In this exercise, the car's kinetic energy at the end of 30 seconds is 300,000 Joules. Since the automobile takes 30 seconds to accelerate from rest, the average power can be calculated by dividing the change in energy by 30 seconds:

• \( P_{\text{avg}} = \frac{300,000 \text{ J}}{30 \text{ s}} = 10,000 \text{ W}\), or 10 kW.

This value represents the steady rate at which energy has been used by the car to achieve its final velocity.

Instantaneous power refers to the amount of power being used at a particular moment in time. It provides a snapshot of energy consumption at any given instant, unlike average power which is spread across the entire duration. The equation for instantaneous power (\( P \)) in situations concerning motion is given by the product of force (\( F \)) and velocity (\( v \)):

• Instantaneous power formula: \( P = Fv \)

To find the instantaneous power of the car at the end of the 30-second interval, first determine the acceleration (\( a \)) and apply:

• Acceleration: \( a = \frac{v}{t} = \frac{20 \text{ m/s}}{30 \text{ s}} = \frac{2}{3} \text{ m/s}^2 \)
• Force: \( F = m \cdot a = 1500 \text{ kg} \times \frac{2}{3} \text{ m/s}^2 = 1000 \text{ N} \)
• Instantaneous power: \( P = 1000 \text{ N} \times 20 \text{ m/s} = 20,000 \text{ W} \)

Thus, the instantaneous power at the end of 30 seconds is 20,000 Watts or 20 kW, indicating the much higher energy usage at that specific moment compared to the average.

Acceleration is the rate at which an object's velocity changes over time.

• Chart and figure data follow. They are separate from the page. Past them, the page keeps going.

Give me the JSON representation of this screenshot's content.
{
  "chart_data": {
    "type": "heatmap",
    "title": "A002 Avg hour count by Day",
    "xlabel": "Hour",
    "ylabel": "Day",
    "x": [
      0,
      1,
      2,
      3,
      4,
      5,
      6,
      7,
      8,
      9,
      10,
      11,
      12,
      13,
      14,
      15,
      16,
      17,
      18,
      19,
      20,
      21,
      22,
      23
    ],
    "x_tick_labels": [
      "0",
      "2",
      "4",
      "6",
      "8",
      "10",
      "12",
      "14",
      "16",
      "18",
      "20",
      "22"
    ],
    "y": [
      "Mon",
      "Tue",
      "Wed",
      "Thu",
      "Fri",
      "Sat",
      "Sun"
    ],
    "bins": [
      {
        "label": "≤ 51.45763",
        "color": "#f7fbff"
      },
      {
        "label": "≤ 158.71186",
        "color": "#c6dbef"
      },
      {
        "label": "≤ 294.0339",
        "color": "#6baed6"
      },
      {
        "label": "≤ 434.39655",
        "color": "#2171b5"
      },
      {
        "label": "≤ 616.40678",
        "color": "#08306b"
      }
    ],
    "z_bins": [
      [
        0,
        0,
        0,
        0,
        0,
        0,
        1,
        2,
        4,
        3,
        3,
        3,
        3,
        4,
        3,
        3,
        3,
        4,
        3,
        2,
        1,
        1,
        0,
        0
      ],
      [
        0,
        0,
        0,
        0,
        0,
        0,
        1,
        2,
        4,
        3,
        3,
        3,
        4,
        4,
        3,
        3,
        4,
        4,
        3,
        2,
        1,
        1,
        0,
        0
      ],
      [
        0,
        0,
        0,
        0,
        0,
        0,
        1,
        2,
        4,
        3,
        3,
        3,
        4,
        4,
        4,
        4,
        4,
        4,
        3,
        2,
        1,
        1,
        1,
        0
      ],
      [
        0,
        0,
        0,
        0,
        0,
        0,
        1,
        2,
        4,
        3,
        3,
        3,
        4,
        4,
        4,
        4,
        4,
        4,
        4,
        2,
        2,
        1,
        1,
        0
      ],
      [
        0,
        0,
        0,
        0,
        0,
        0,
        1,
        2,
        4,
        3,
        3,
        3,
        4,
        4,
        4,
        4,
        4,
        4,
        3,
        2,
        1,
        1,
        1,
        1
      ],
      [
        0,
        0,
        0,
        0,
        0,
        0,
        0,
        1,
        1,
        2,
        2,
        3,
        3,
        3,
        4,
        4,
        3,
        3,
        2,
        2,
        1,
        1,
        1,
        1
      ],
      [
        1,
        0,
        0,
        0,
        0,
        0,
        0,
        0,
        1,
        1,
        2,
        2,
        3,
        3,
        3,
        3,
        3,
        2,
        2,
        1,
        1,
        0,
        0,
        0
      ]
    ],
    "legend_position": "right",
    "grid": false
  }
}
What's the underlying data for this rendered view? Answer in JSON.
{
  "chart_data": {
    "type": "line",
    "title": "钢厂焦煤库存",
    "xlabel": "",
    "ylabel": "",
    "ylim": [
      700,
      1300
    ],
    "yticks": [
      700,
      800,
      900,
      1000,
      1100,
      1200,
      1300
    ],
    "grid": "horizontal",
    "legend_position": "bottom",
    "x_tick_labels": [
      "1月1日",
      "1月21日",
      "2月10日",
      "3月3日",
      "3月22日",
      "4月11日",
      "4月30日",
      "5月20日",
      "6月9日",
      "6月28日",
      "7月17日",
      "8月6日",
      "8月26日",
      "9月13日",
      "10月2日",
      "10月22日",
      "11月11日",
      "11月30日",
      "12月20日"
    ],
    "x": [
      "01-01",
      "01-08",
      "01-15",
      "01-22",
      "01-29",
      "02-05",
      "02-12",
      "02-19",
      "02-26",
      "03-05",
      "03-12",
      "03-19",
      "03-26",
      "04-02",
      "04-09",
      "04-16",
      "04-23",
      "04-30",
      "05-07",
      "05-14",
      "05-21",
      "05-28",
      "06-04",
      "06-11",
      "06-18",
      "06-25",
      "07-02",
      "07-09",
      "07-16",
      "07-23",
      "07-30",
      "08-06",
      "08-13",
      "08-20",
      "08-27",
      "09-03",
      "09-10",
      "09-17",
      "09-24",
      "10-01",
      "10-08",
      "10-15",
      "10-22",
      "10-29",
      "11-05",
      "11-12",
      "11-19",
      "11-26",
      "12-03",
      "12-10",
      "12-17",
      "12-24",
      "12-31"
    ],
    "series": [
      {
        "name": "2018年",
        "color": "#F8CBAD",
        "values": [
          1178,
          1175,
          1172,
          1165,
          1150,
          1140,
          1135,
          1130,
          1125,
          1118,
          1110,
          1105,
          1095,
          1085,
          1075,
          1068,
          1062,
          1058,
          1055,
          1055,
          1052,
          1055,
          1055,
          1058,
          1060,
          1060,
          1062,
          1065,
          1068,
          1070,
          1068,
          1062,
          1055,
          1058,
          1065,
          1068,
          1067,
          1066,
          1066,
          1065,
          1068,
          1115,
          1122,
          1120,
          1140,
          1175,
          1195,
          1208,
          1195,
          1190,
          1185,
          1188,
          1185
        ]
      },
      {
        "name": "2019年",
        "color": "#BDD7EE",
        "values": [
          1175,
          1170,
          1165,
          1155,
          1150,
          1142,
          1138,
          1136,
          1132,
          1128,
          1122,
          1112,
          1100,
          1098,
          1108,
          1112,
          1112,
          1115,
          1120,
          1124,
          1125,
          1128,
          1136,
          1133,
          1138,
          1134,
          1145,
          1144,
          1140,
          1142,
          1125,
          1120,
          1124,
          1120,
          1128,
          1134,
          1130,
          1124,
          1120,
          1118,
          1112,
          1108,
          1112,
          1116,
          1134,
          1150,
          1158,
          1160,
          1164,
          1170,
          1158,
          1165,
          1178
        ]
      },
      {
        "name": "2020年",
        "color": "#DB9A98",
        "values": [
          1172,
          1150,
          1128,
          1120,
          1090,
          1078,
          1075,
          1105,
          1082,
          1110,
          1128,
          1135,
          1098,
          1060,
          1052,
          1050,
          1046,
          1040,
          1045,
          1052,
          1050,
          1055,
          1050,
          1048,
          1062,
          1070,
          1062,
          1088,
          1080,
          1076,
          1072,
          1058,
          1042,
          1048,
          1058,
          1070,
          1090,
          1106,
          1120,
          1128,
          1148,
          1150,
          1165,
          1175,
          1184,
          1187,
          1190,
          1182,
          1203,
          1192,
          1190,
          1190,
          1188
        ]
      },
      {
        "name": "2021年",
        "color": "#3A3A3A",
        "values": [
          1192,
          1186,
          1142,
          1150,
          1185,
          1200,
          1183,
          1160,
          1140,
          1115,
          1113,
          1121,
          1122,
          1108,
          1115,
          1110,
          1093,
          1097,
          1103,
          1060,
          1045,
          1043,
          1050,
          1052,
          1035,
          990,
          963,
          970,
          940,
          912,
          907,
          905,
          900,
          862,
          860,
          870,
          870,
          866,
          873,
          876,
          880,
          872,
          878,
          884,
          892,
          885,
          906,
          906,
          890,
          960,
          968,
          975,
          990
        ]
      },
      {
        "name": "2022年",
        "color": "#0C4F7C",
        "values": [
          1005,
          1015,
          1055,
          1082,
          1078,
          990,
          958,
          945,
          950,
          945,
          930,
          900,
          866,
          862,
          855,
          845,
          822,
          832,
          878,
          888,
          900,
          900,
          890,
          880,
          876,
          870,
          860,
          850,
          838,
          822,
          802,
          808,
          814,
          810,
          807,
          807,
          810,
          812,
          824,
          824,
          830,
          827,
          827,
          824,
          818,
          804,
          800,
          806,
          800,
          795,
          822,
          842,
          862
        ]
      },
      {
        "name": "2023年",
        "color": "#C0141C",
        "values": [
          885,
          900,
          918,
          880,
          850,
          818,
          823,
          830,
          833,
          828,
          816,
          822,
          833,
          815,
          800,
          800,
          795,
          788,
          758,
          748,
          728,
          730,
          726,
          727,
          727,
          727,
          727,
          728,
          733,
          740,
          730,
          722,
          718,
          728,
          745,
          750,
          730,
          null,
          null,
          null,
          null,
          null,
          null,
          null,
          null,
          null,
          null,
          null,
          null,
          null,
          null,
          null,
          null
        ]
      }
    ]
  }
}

It's a fundamental concept in physics that describes how quickly an object speeds up or slows down. Constant acceleration implies that the object is gaining velocity at a uniform rate. For any object starting from rest (initial velocity \( u = 0 \)), the simplest form to find acceleration (\( a \)) when final velocity (\( v \)) and time (\( t \)) are known, is through the formula:

• Acceleration formula: \( a = \frac{v - u}{t} \)

In this exercise, the car accelerates uniformly from rest to a velocity of 20 m/s over a time interval of 30 seconds:

• Substituting values, \( a = \frac{20 \text{ m/s}}{30 \text{ s}} = \frac{2}{3} \text{ m/s}^2 \)

This tells us that every second, the car's speed increases by \( \frac{2}{3} \text{ m/s} \), translating the car's consistent gain in velocity during the 30 seconds. Understanding acceleration is crucial to calculate forces acted on any object and thus understand power requirements and energy utilization in physical systems.